Islamic commercial bank (BUS) is a bank that is fully transacts sharia and not a business unit. Commercial Bank is a Sharia Islamic Banking provides services in payment traffic.

Sharia Business Unit, which further referred to UUS, is a unit of Conventional Commercial Bank head office that serves as the main office of the agency or unit conducting business based on Sharia principles, or unit of work in a branch office of a bank located outside the country conducting conventional business which serves as the head office of sharia branch offices and / or sharia unit.

Basically system of Sharia Business Unit (UUS) is equal with Commercial Islamic Banks (BUS). The difference is in the status of the establishment. BUS has independent status and not shelter under the conventional banking system. While UUS status is not independent and still under the auspices of the management rules of conventional banking.

Islamic banking in Indonesia is a financial institution that is concerned about the development of the real sector. Amounted to 61.29 % or IDR 83.09 Trillion of total Islamic banking financing is channeled to the SME sector.

Since 2012, the Indonesian Islamic banking is more directing its financing to the productive sectors as well as working capital and investment to reduce the financing to consumptive sectors such as automobile and home mortgage.

Until middle of 2013, the growth of Islamic banking was encouraging. As of June 2013, the growth of Islamic banking assets reached 40.64% increase from IDR 155.41 trillion in 2012 to IDR 218.57 trillion in 2013. Financing has reached IDR 171.23 trillion (grew 45.61%) and raising funds reached IDR 163.97 trillion. If seen during the last five years, the growth rate of Islamic banking in terms of assets, financing and deposits showed an upward trend.

According to data from FSA by December 2013 the total combined assets of Islamic banks (BUS) and Sharia Business Unit (UUS) is estimated to reach IDR 242.28 trillion, an increase of 24.23% from December of previous year. Increasing Islamic banking assets exceeded the asset growth of the national banking industry that grows 16.23%. The number of accounts is also experiencing growth. As of October 2013 the total deposit accounts in Islamic banking and finance recorded 15.58 million, an increase of 3.16 million of the total accounts in October 2012 that as many as 12.42 million.

The high growth of Islamic banking which in turn increases the market share of Islamic banking is supported by the aggressive expansion of Islamic Commercial Bank and Sharia Business Unit services currently.

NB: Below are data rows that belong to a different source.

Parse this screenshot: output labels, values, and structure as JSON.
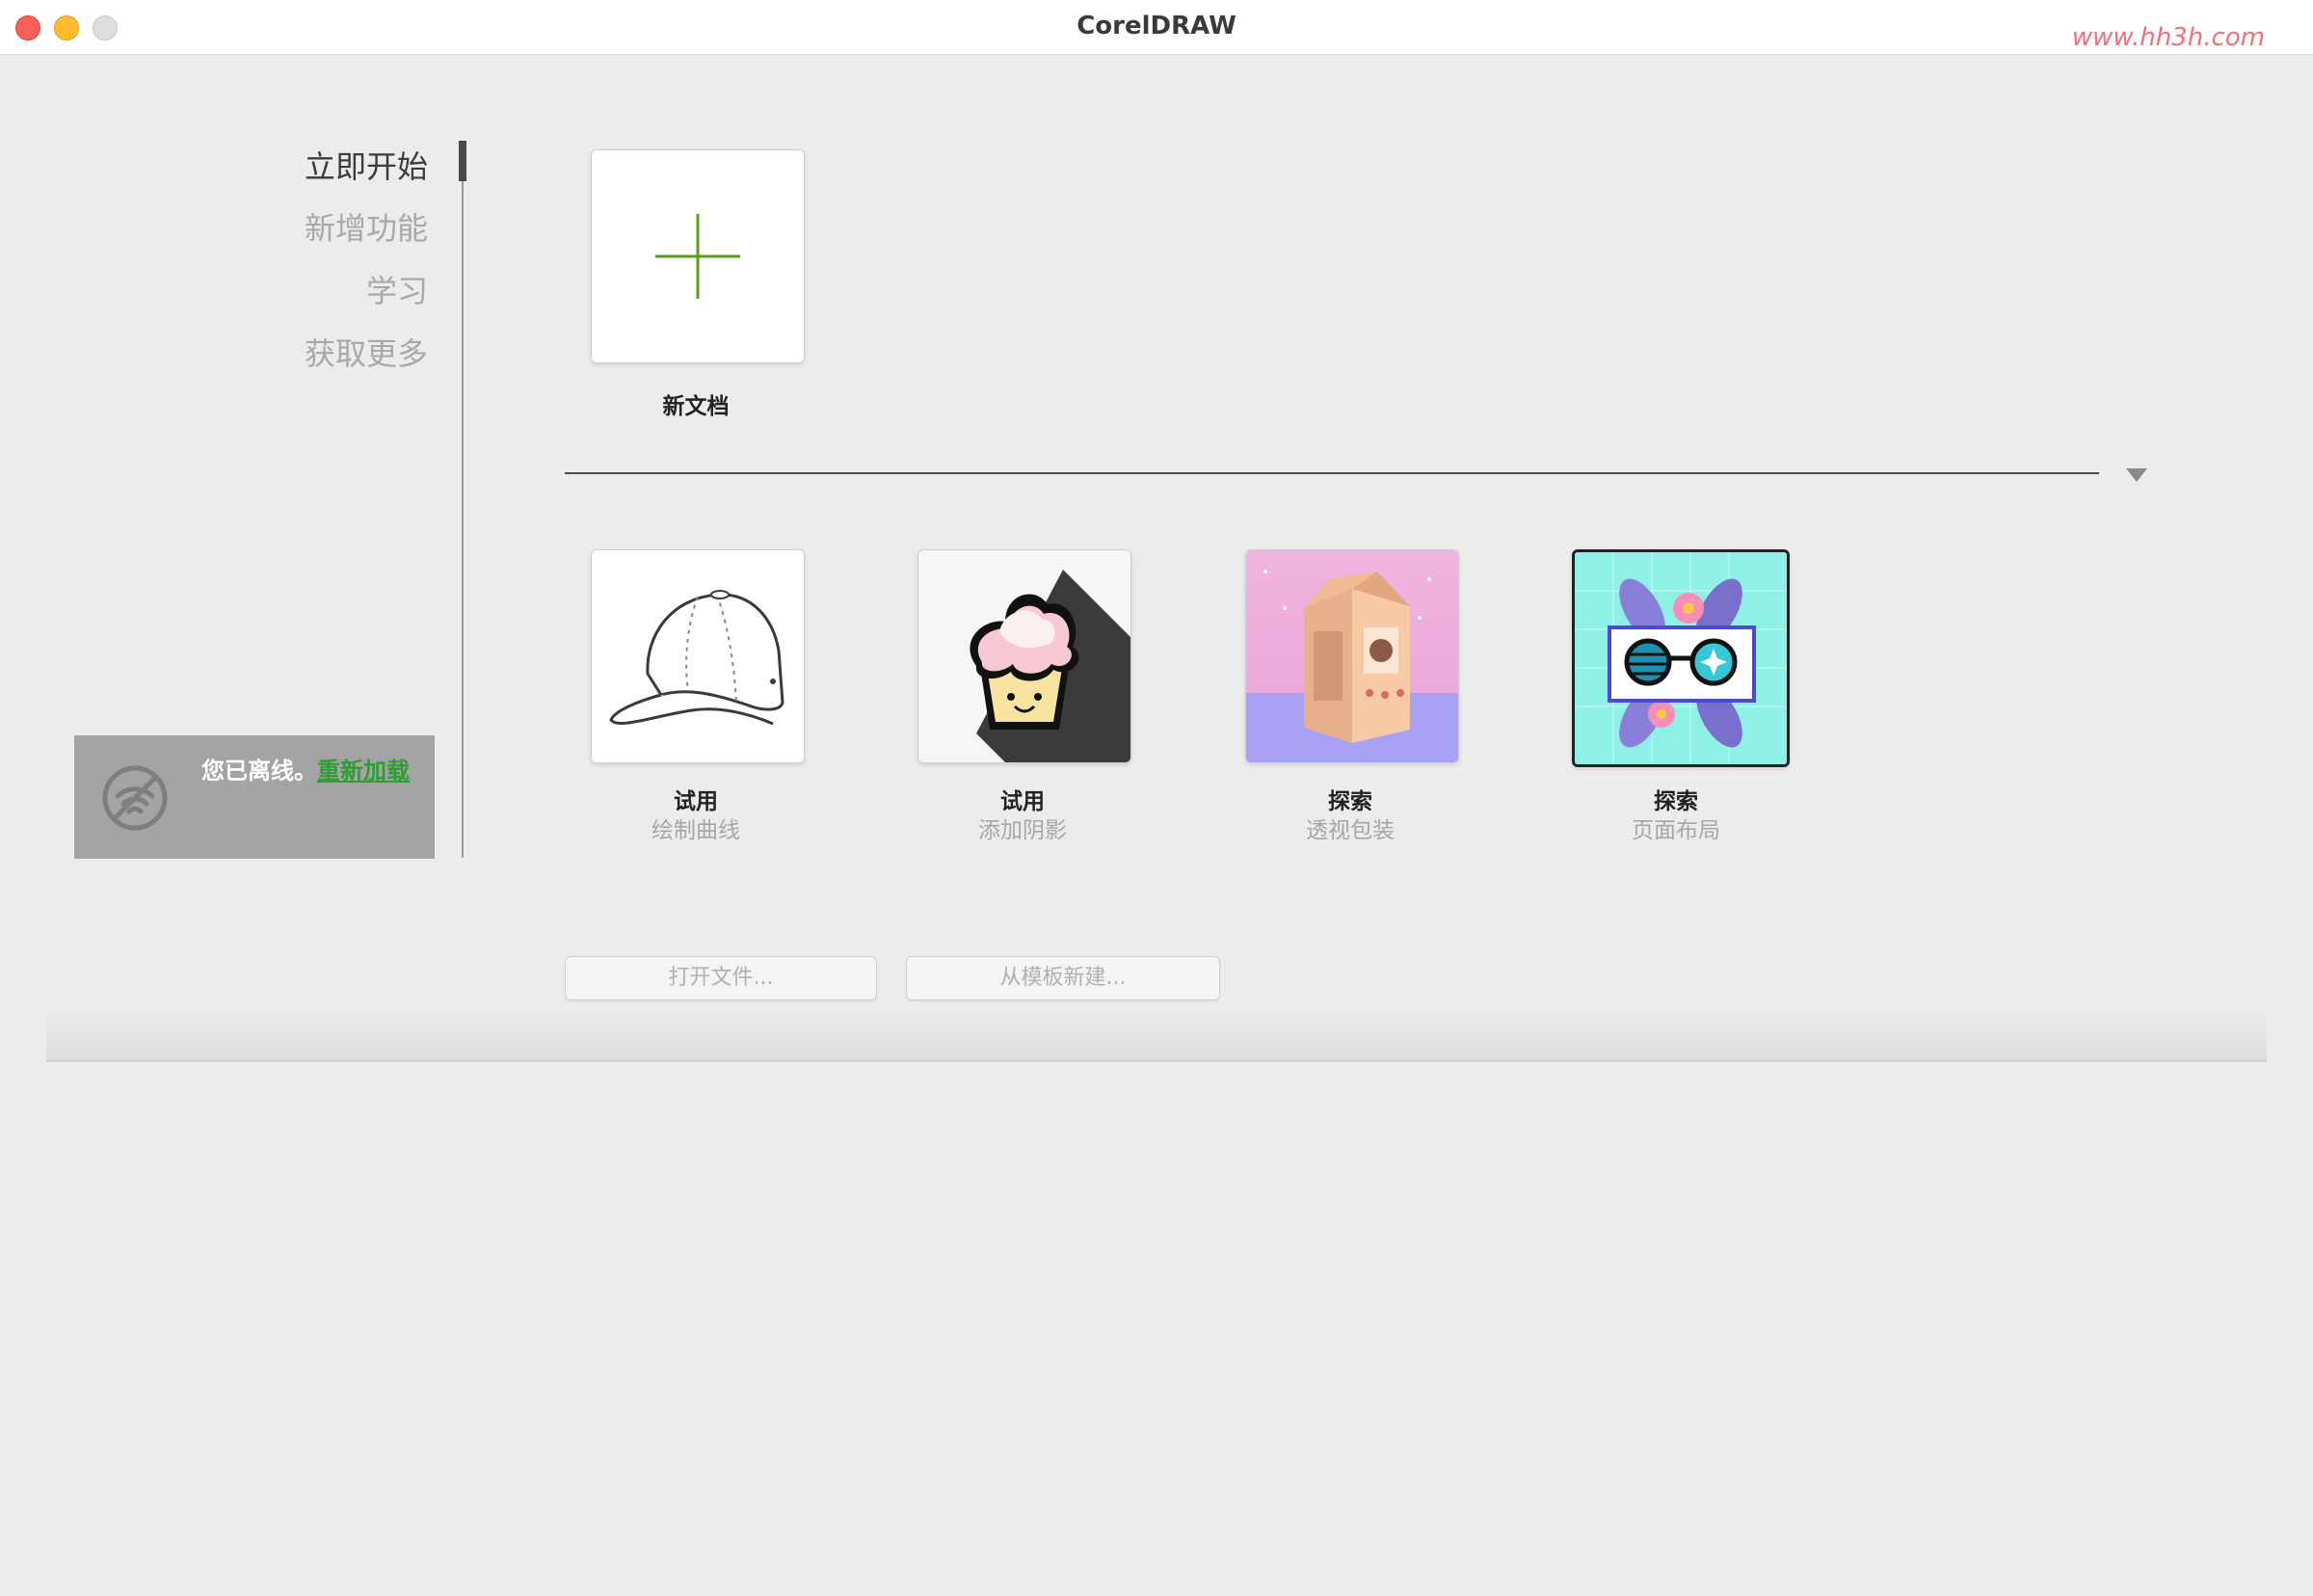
{
  "window": {
    "title": "CorelDRAW",
    "watermark": "www.hh3h.com"
  },
  "nav": {
    "items": [
      {
        "label": "立即开始",
        "active": true
      },
      {
        "label": "新增功能",
        "active": false
      },
      {
        "label": "学习",
        "active": false
      },
      {
        "label": "获取更多",
        "active": false
      }
    ]
  },
  "offline": {
    "message": "您已离线。",
    "reload_label": "重新加载",
    "icon": "no-wifi-icon"
  },
  "new_document": {
    "label": "新文档",
    "icon": "plus-icon",
    "accent_color": "#5a9e1c"
  },
  "tutorials": [
    {
      "title": "试用",
      "subtitle": "绘制曲线",
      "image": "baseball-cap-illustration"
    },
    {
      "title": "试用",
      "subtitle": "添加阴影",
      "image": "cupcake-illustration"
    },
    {
      "title": "探索",
      "subtitle": "透视包装",
      "image": "milk-carton-illustration"
    },
    {
      "title": "探索",
      "subtitle": "页面布局",
      "image": "sunglasses-flowers-illustration"
    }
  ],
  "buttons": {
    "open_file": "打开文件...",
    "new_from_template": "从模板新建..."
  }
}
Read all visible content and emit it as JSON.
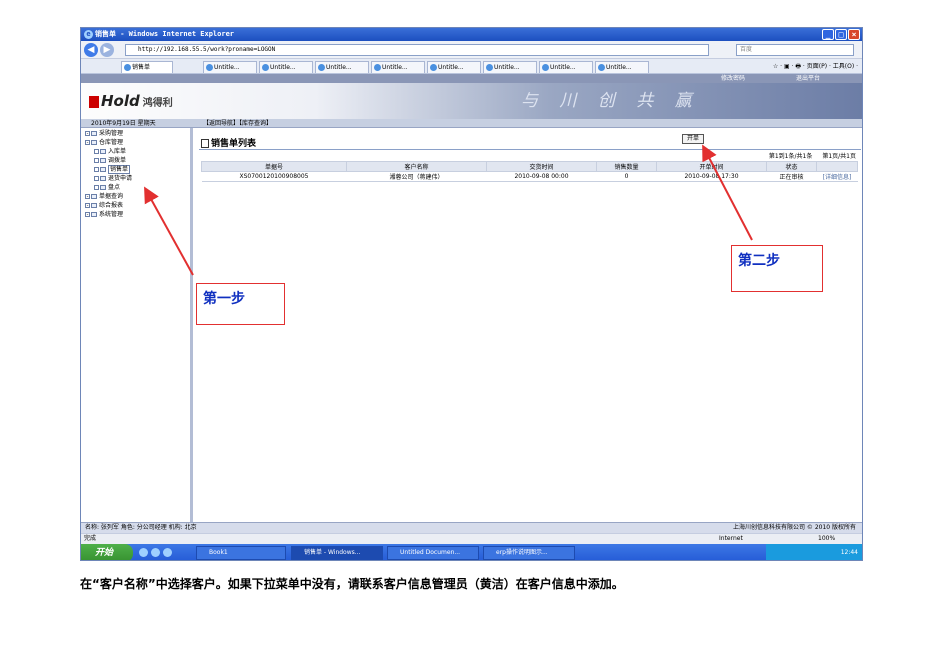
{
  "window": {
    "title": "销售单 - Windows Internet Explorer"
  },
  "browser": {
    "address": "http://192.168.55.5/work?proname=LOGON",
    "search_placeholder": "百度",
    "tabs": [
      "销售单",
      "Untitle...",
      "Untitle...",
      "Untitle...",
      "Untitle...",
      "Untitle...",
      "Untitle...",
      "Untitle...",
      "Untitle..."
    ],
    "tools": "☆ · ▣ · 🖶 · 页面(P) · 工具(O) ·"
  },
  "banner": {
    "top_links": [
      "修改密码",
      "退出平台"
    ],
    "logo_text": "Hold",
    "logo_cn": "鸿得利",
    "slogan": "与 川 创 共 赢"
  },
  "nav": {
    "date": "2010年9月19日 星期天",
    "links": "【返回导航】【库存查询】"
  },
  "sidebar": {
    "items": [
      {
        "label": "采购管理",
        "level": 0
      },
      {
        "label": "仓库管理",
        "level": 0
      },
      {
        "label": "入库单",
        "level": 1
      },
      {
        "label": "调拨单",
        "level": 1
      },
      {
        "label": "销售单",
        "level": 1
      },
      {
        "label": "退货申请",
        "level": 1
      },
      {
        "label": "盘点",
        "level": 1
      },
      {
        "label": "单据查询",
        "level": 0
      },
      {
        "label": "综合报表",
        "level": 0
      },
      {
        "label": "系统管理",
        "level": 0
      }
    ]
  },
  "main": {
    "title": "销售单列表",
    "new_button": "开单",
    "pager": {
      "count": "第1到1条/共1条",
      "pages": "第1页/共1页"
    },
    "columns": [
      "单据号",
      "客户名称",
      "交货时间",
      "销售数量",
      "开单时间",
      "状态",
      ""
    ],
    "rows": [
      [
        "XS0700120100908005",
        "湘蓉公司（蒋建伟）",
        "2010-09-08 00:00",
        "0",
        "2010-09-08 17:30",
        "正在审核",
        "[详细信息]"
      ]
    ]
  },
  "status": {
    "user_info": "名称: 张列军  角色: 分公司经理  机构: 北京",
    "copyright": "上海川创信息科技有限公司 © 2010 版权所有",
    "done": "完成",
    "zone": "Internet",
    "zoom": "100%"
  },
  "taskbar": {
    "start": "开始",
    "buttons": [
      "Book1",
      "销售单 - Windows...",
      "Untitled Documen...",
      "erp操作说明图示..."
    ],
    "clock": "12:44"
  },
  "annotations": {
    "step1": "第一步",
    "step2": "第二步"
  },
  "caption": "在“客户名称”中选择客户。如果下拉菜单中没有，请联系客户信息管理员（黄洁）在客户信息中添加。",
  "colors": {
    "annotation_border": "#e23030",
    "annotation_text": "#1030c0",
    "titlebar": "#1c4fbf"
  }
}
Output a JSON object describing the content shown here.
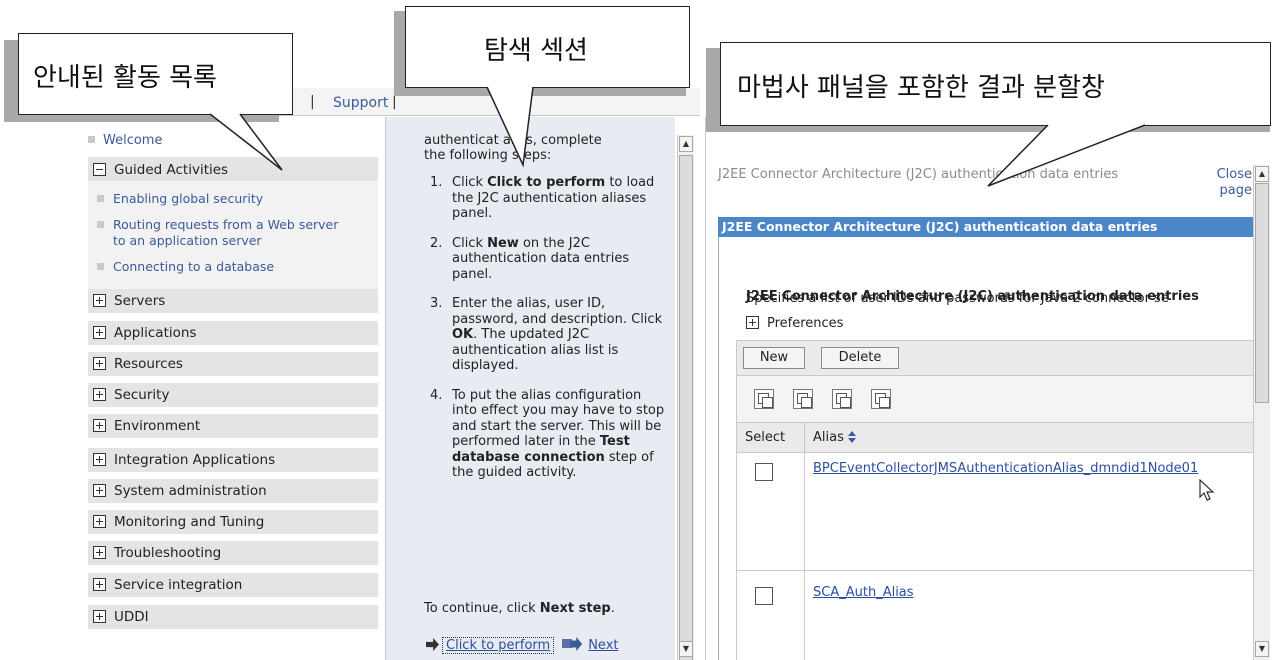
{
  "callouts": {
    "guided_list": "안내된 활동 목록",
    "navigation": "탐색 섹션",
    "results_pane": "마법사 패널을 포함한 결과 분할창"
  },
  "topbar": {
    "about_fragment": "ut",
    "separator": "|",
    "support": "Support"
  },
  "nav": {
    "welcome": "Welcome",
    "guided_activities": "Guided Activities",
    "guided_items": [
      "Enabling global security",
      "Routing requests from a Web server to an application server",
      "Connecting to a database"
    ],
    "items": [
      "Servers",
      "Applications",
      "Resources",
      "Security",
      "Environment",
      "Integration Applications",
      "System administration",
      "Monitoring and Tuning",
      "Troubleshooting",
      "Service integration",
      "UDDI"
    ]
  },
  "help": {
    "intro_line1": "authenticat  alias, complete",
    "intro_line2": "the following steps:",
    "steps": [
      {
        "num": "1.",
        "parts": [
          "Click ",
          "Click to perform",
          " to load the J2C authentication aliases panel."
        ]
      },
      {
        "num": "2.",
        "parts": [
          "Click ",
          "New",
          " on the J2C authentication data entries panel."
        ]
      },
      {
        "num": "3.",
        "parts": [
          "Enter the alias, user ID, password, and description. Click ",
          "OK",
          ". The updated J2C authentication alias list is displayed."
        ]
      },
      {
        "num": "4.",
        "parts": [
          "To put the alias configuration into effect you may have to stop and start the server. This will be performed later in the ",
          "Test database connection",
          " step of the guided activity."
        ]
      }
    ],
    "continue_prefix": "To continue, click ",
    "continue_bold": "Next step",
    "continue_suffix": ".",
    "perform_link": "Click to perform",
    "next_link": "Next"
  },
  "results": {
    "header": "J2EE Connector Architecture (J2C) authentication data entries",
    "close_page": "Close page",
    "bar_title": "J2EE Connector Architecture (J2C) authentication data entries",
    "title": "J2EE Connector Architecture (J2C) authentication data entries",
    "description": "Specifies a list of user IDs and passwords for Java 2 connector se",
    "preferences": "Preferences",
    "new_button": "New",
    "delete_button": "Delete",
    "col_select": "Select",
    "col_alias": "Alias",
    "rows": [
      "BPCEventCollectorJMSAuthenticationAlias_dmndid1Node01",
      "SCA_Auth_Alias"
    ]
  }
}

Since the end of 2012 until the month of June 2013 the number of BUS in Indonesia is 11 banks while UUS are 24. Although there has been no addition of new BUS and UUS, BUS office number in June 2013 increased by 13.8% compared to the number of BUS office in late 2012.

At the institutional aspects, elements that distinguish between Islamic banks and conventional banks is the necessity of Sharia Supervisory Board (DPS), which oversees the operations of the bank and its products to conform to sharia lines. In practice, DPS supervised by the National Sharia Board-Council of Ulama Indonesia (DSN-MUI), which among its functions is to examine and give fatwas for the products developed by Islamic banks.

Sharia Rural Bank (BPR-Sharia) is one of the financial institutions of Islamic banking, which the pattern of operations is following the Islamic principles.

BPRS operations provide financing to small businesses in the area that is difficult to reach by public banks.

BPRS established by Law no. 7 of 1992 and Government Regulation (PP) No.. 72 of 1992 on Bank Based Sharing Principles. In Article 1 (point 4) of Law no. 10 of 1998 on the Amendment of Act 7 of 1992, stated that the BPRS is a bank conducting business based on sharia principles in their actions and do not provide services in payment traffic.

BPRS excellent characteristic is operating in remote areas even in areas remote areas so as to provide services to a wider range to the public.